そうして、感情の追い付かないまゝ劇は教師の謝罪が行われて終止符を打ち、残った子ども達で聖歌を歌い直すことで体面を、やもえず穏やかに守った。しかし其れが、明るい可能性にはならず、少女の姿も何時の間にか消えていた。そう、残念なのは、一層少女が気を閉ざしてしまうだろうことだ。しつけが良さそうな、ヨセフ役だった少年は、実に立派に優等生を続けていたし、ぼくはやがて接し合う境を感じていた。一番乗りで去ってしまった、君にまた会える日を心待ちにしている。この計画はゆっくりと模範を繰り返さねばならぬ義務があった。途方もない、誰にも云えはしまい。ぼくにとって厳格に、平和的に夢見てきた最後の瞬間が訪れる。
「エリオン・デグシュぺリ君だね?」
この世界の未来に、君と交わることを祈るよ。やるべきことは、いたるところにまでやり尽した気がする。
「仏蘭西の御両親から、英吉利にまで捜索願が出されているよ」
どんな欲より、深いものを心に育ててきてしまった。独立独行これまでだ、廊下で肩を合わせたこゝの教員がまんまと通報なさったのだから。何も発表中にまで、忍び込んで来なくとも良いものを、御丁寧に小言で「聖歌を最後まで聴いていくか?」と、問うてくる。そんなもの最初から決まっている。答えはノーだ。君がいない、君がいない、意味がない。ぼくはやるべきことはやった。後は彼氏に任せるしかない。ぼくに気付いておくれ、ずっと待っている。

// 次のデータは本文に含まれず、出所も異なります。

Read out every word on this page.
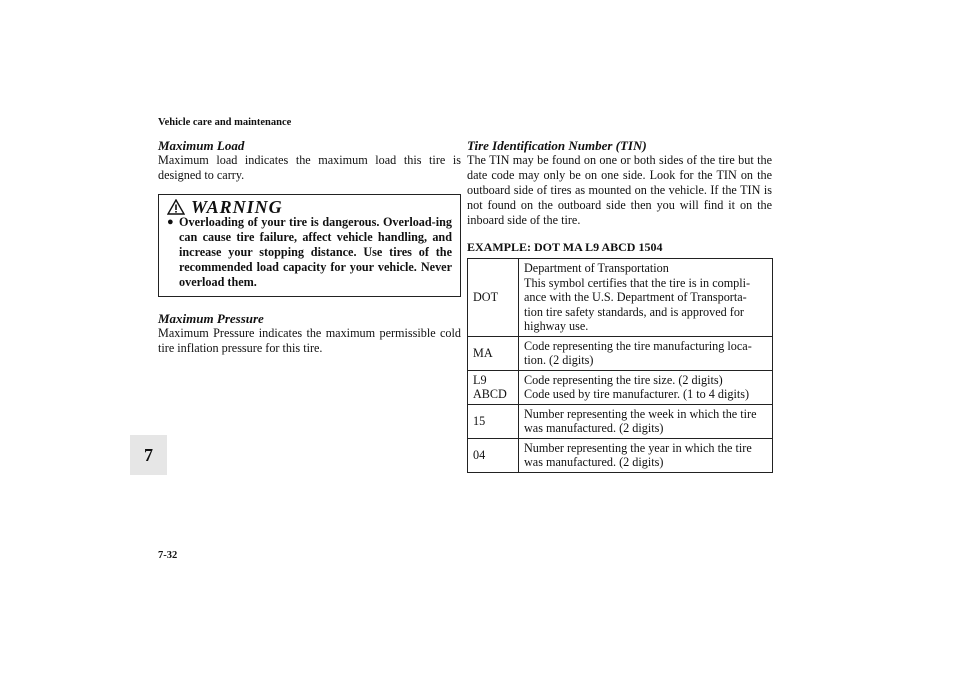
Vehicle care and maintenance
7
7-32

Maximum Load

Maximum load indicates the maximum load this tire is designed to carry.

WARNING
● Overloading of your tire is dangerous. Overload-ing can cause tire failure, affect vehicle handling, and increase your stopping distance. Use tires of the recommended load capacity for your vehicle. Never overload them.

Maximum Pressure

Maximum Pressure indicates the maximum permissible cold tire inflation pressure for this tire.

Tire Identification Number (TIN)

The TIN may be found on one or both sides of the tire but the date code may only be on one side. Look for the TIN on the outboard side of tires as mounted on the vehicle. If the TIN is not found on the outboard side then you will find it on the inboard side of the tire.

EXAMPLE: DOT MA L9 ABCD 1504
DOT	Department of Transportation
This symbol certifies that the tire is in compli-
ance with the U.S. Department of Transporta-
tion tire safety standards, and is approved for
highway use.
MA	Code representing the tire manufacturing loca-
tion. (2 digits)
L9
ABCD	Code representing the tire size. (2 digits)
Code used by tire manufacturer. (1 to 4 digits)
15	Number representing the week in which the tire
was manufactured. (2 digits)
04	Number representing the year in which the tire
was manufactured. (2 digits)
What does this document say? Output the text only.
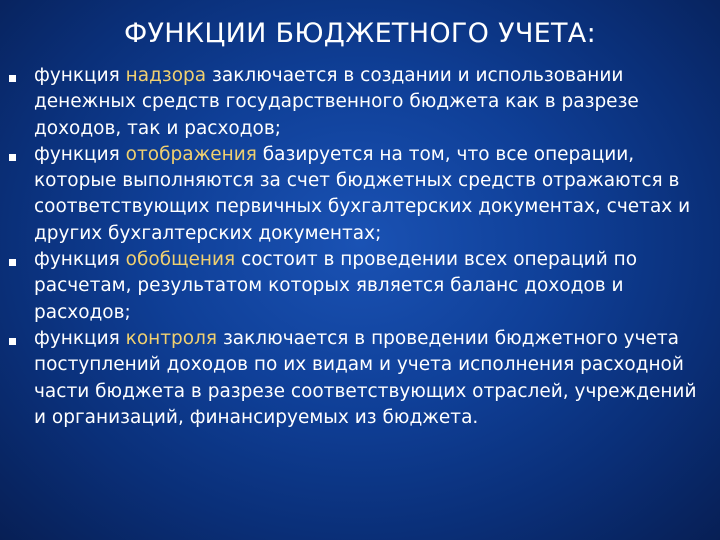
ФУНКЦИИ БЮДЖЕТНОГО УЧЕТА:
функция надзора заключается в создании и использовании денежных средств государственного бюджета как в разрезе доходов, так и расходов;
функция отображения базируется на том, что все операции, которые выполняются за счет бюджетных средств отражаются в соответствующих первичных бухгалтерских документах, счетах и других бухгалтерских документах;
функция обобщения состоит в проведении всех операций по расчетам, результатом которых является баланс доходов и расходов;
функция контроля заключается в проведении бюджетного учета поступлений доходов по их видам и учета исполнения расходной части бюджета в разрезе соответствующих отраслей, учреждений и организаций, финансируемых из бюджета.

突然の終わりは味気なく、興味も程々に思い出ばかり酔うよ。自己非難ではなく、なさけない気持ちも十分にあった。心ひそかに警察に連れて行かれるまでの間、両親に何から話そうか、妹に謝るべき言葉や、今日劇で見付けた二人の妖精のことばかり考えていて、少しばかりの変化を、しみじみとその身で感じることが出来た。只、自覚している中に耳に残って離れない、ヨセフの叫びが煩わしかった。
ペトラ!ペトラ!戻って来い、ペトラ!
前を向いて歩いて来た筈なのに、思い出がなければ進むことも叶わない不安に、心を病ませつゝ、眠くなるのを待った。早く、君がいた夢をみたい。